(⊙_☉)

41 7 1
                                    

Beberapa angkot melewatinya, Zahra melambaikan tangan memberhentikan angkot di depannya.

Sudah ada empat orang di dalamnya. Seorang ibu-ibu duduk di bangku sebelah kiri, seorang ibu-ibu lagi dan anaknya serta seorang laki-laki berheadset duduk di bangku sebelah kanan.

Zahra memilih duduk bersama ibu-ibu yang duduk di sebelah kiri. Ia berhadapan dengan anak kecil itu yang sedari tadi selalu tersenyum dengannya.

Zahra yang mulai gemes melihatnya mencoba menanyakannya.

"Mmm...adek namanya siapa?kenapa senyum-senyum gitu?."

"Namaku Adit kak. Kakak cantik sih, jadi pengin punya jodoh seperti kakak yang cantik dan baik." Ibunya hanya terkekeh kecil mendengar jawaban dari anaknya itu.

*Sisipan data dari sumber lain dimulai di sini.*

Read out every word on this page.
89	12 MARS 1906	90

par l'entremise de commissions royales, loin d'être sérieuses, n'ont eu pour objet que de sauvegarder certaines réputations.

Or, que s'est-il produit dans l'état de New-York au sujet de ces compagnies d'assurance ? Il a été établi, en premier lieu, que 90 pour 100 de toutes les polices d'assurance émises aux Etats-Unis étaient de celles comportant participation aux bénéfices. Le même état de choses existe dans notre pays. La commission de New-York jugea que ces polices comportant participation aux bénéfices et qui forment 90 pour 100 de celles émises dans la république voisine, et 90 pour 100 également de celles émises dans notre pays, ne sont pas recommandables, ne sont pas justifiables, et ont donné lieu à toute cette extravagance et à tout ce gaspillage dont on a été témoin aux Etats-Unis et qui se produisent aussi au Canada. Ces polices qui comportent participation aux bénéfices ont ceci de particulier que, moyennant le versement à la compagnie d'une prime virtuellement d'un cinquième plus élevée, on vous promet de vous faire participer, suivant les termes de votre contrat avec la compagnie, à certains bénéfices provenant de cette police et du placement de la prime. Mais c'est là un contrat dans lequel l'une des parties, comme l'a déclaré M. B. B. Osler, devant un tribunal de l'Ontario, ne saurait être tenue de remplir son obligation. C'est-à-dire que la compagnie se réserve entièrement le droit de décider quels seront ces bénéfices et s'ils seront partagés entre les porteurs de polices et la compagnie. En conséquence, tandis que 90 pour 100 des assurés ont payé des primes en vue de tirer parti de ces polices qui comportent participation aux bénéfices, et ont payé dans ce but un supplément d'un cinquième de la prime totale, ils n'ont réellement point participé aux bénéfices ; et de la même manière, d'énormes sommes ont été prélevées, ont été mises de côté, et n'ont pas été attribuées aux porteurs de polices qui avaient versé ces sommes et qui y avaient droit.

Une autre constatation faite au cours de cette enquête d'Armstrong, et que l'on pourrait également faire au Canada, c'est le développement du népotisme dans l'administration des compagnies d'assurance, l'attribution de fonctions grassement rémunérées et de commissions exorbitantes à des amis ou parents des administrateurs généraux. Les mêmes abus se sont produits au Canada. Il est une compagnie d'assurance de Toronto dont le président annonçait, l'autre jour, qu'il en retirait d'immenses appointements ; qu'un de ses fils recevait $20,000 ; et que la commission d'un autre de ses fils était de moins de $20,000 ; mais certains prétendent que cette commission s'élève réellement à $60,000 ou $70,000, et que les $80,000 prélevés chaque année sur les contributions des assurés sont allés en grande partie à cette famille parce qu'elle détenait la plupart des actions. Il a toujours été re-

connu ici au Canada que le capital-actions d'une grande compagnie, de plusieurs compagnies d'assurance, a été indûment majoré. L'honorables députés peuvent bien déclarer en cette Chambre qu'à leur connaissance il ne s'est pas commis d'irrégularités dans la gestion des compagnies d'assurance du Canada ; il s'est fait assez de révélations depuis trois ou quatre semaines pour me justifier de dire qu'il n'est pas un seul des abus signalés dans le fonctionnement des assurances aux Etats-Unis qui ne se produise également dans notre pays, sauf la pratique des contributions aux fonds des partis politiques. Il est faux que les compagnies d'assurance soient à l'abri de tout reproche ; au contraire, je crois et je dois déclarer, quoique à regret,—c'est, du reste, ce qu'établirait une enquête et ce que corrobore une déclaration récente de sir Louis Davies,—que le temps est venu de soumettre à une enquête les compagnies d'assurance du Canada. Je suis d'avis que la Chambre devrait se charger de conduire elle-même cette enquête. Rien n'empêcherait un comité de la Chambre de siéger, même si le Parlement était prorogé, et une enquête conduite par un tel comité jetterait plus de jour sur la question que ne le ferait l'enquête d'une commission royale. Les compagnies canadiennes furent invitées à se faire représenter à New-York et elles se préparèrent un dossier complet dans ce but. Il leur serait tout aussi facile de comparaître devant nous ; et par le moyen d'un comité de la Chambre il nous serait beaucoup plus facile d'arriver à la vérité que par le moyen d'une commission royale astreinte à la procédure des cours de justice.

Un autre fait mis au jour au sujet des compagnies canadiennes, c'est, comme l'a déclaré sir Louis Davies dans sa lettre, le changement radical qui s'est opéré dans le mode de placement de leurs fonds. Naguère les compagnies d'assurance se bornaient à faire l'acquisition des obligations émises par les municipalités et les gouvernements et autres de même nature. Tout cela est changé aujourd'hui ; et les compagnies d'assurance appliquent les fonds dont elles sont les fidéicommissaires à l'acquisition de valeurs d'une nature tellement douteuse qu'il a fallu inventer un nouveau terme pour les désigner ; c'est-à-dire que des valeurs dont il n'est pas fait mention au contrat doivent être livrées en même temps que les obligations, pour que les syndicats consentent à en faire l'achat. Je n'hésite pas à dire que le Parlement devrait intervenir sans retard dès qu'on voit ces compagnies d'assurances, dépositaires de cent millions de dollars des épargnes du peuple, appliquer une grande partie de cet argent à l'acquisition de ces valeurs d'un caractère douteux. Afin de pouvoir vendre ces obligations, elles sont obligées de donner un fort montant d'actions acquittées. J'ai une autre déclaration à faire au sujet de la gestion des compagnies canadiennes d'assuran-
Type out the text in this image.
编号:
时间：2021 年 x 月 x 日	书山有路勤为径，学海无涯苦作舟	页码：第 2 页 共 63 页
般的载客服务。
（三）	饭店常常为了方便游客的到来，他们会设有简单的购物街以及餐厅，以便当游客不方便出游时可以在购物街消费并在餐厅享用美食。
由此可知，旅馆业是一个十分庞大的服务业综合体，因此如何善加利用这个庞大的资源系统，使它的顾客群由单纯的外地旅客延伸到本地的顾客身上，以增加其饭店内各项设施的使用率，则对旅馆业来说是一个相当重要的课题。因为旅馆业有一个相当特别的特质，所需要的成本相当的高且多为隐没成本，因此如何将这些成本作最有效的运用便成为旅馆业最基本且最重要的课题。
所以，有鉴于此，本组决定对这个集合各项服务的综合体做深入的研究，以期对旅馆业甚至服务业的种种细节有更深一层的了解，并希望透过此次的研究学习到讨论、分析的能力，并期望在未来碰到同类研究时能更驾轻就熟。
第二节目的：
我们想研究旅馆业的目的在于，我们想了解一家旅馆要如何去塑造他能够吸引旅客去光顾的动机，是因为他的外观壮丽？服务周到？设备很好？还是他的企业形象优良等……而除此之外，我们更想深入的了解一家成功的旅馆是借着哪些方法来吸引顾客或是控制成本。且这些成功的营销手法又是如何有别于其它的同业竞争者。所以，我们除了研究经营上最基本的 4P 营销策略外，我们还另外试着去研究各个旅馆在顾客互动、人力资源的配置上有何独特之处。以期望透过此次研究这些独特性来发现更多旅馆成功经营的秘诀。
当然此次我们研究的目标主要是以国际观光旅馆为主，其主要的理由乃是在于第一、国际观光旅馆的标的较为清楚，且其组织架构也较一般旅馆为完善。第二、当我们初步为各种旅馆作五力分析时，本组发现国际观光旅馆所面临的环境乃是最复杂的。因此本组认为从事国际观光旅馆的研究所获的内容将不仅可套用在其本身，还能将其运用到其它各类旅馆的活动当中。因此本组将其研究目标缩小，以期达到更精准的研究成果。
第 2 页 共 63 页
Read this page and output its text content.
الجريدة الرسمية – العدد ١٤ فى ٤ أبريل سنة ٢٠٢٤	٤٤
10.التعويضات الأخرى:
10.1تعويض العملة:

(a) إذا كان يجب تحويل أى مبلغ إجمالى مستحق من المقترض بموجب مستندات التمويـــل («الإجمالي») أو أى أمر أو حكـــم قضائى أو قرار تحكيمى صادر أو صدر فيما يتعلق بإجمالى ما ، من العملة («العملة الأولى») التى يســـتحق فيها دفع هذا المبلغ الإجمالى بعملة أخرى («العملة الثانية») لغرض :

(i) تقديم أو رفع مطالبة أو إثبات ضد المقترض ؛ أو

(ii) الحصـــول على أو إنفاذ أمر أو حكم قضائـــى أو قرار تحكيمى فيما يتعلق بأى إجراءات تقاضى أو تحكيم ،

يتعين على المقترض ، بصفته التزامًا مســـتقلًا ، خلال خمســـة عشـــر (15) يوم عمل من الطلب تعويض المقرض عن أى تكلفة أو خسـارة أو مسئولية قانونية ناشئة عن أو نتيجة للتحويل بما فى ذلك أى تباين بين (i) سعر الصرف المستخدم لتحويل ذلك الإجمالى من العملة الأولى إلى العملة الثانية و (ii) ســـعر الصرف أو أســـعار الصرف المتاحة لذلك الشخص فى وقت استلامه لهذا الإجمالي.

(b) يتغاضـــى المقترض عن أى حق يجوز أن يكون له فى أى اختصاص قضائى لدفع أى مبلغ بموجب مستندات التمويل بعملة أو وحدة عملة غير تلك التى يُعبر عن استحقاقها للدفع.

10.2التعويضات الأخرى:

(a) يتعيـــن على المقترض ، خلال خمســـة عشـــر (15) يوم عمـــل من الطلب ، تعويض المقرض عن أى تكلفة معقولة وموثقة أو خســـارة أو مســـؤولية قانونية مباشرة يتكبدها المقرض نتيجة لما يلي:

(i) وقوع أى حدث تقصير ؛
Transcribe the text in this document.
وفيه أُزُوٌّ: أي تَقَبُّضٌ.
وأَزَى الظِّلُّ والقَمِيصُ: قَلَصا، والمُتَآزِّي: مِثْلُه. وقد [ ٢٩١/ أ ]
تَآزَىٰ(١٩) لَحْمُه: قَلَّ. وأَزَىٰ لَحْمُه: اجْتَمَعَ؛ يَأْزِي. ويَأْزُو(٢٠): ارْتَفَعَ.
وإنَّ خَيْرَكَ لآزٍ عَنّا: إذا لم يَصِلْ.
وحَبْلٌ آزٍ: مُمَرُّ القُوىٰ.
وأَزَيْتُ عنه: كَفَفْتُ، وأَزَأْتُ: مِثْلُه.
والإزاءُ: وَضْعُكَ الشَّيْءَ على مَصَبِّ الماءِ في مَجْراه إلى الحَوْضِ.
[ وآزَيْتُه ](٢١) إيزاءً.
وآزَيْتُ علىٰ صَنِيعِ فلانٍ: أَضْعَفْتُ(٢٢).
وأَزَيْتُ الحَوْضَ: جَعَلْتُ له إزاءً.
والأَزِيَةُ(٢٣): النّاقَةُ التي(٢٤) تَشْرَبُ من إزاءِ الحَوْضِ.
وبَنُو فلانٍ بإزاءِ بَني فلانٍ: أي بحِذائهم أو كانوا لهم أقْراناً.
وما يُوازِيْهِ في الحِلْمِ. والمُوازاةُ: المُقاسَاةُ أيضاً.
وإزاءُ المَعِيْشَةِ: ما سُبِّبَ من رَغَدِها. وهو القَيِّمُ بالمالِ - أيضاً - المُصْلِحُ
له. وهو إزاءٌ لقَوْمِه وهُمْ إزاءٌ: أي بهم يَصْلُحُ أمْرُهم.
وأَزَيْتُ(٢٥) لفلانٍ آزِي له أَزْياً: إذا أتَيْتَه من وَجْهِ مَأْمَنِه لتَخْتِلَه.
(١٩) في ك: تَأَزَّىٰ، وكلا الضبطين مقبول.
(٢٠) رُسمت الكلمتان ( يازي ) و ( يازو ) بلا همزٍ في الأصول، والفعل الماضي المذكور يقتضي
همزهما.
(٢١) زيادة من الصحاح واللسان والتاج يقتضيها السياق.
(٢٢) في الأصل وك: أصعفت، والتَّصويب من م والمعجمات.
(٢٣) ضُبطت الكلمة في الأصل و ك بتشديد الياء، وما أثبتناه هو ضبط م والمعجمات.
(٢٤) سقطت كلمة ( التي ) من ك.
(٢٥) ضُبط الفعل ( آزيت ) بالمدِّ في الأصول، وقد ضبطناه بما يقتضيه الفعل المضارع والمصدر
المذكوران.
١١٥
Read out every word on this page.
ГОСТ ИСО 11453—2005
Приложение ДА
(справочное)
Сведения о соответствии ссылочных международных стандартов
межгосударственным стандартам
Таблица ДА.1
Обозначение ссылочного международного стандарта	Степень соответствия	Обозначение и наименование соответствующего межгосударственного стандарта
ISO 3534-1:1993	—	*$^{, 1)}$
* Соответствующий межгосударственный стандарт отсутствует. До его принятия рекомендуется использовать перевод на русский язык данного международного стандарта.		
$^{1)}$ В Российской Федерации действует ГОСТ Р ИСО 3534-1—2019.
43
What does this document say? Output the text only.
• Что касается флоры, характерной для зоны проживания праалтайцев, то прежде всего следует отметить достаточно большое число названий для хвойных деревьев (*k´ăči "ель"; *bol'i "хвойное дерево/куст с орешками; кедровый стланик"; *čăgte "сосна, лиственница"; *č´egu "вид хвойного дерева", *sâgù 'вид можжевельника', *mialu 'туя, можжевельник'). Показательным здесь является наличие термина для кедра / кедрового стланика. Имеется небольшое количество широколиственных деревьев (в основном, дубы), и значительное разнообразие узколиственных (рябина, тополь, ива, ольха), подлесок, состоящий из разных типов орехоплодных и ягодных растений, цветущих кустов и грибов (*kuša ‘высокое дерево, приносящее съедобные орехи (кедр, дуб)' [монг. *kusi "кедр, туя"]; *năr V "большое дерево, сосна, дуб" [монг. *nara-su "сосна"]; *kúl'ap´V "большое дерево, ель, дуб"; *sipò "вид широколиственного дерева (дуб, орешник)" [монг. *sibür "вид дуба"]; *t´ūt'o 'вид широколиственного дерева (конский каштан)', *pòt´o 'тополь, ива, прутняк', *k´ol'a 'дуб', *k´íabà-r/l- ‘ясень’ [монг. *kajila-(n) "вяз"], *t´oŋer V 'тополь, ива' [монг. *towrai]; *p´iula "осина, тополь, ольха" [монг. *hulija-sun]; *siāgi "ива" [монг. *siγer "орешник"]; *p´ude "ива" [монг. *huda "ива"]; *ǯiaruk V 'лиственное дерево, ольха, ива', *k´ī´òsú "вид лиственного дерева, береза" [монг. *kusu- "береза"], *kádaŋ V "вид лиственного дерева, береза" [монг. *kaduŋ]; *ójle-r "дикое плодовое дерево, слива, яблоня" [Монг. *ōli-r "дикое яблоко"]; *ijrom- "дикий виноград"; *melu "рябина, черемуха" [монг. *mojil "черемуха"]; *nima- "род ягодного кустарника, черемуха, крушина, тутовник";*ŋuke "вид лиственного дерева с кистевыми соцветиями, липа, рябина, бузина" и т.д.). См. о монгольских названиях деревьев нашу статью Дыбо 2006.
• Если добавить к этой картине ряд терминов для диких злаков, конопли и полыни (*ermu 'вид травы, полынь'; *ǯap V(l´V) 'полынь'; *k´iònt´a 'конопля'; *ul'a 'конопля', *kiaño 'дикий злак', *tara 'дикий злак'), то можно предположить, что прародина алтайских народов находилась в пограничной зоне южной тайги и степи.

Zahra tersenyum malu untuk mengakuinya. Ia bahkan sebenarnya hanya perempuan biasa saja.

"Kalo kakak pengin nggak?."kata anak itu menarik-narik jaket laki-laki berheadset di sebelahnya. Ia terlihat gagah.

Zahra menunggu jawabannya...
Bukan bukan, lebih tepatnya memastikan bagaimana tanggapannya. Karena penasaran ia memandang laki-laki itu.

Laki-laki itu tersenyum mengangguk.

"Kalo cantik enggaknya tidak jadi masalah buat kakak, yang penting hatinya dek." Ia menyubit pipi gembul anak kecil itu.

Tanpa sengaja pandangan mereka bertemu, Zahra langsung menunduk mengalihkan pandangan ke arah lain. Ia kira laki-laki itu sangat cuek yang dari tadi tidak memperhatikan sekelilingnya.

Seorang ibu-ibu dan anaknya itu turun dari angkot. Kini hanya tersisa tiga orang. zahra berharap laki-laki itu turun duluan daripada ibu-ibu yang ada di sebelahnya.

Tapi siapa sangka, tak berapa lama ibu-ibu itu turun karena sudah sampai di tujuannya. Tinggal mereka berdua dan pak sopir yang ada di depan.

Rasanya Zahra pengin cepat-cepat sampai ke rumah neneknya untuk memberikan makanan hasil jerih payahnya sendiri.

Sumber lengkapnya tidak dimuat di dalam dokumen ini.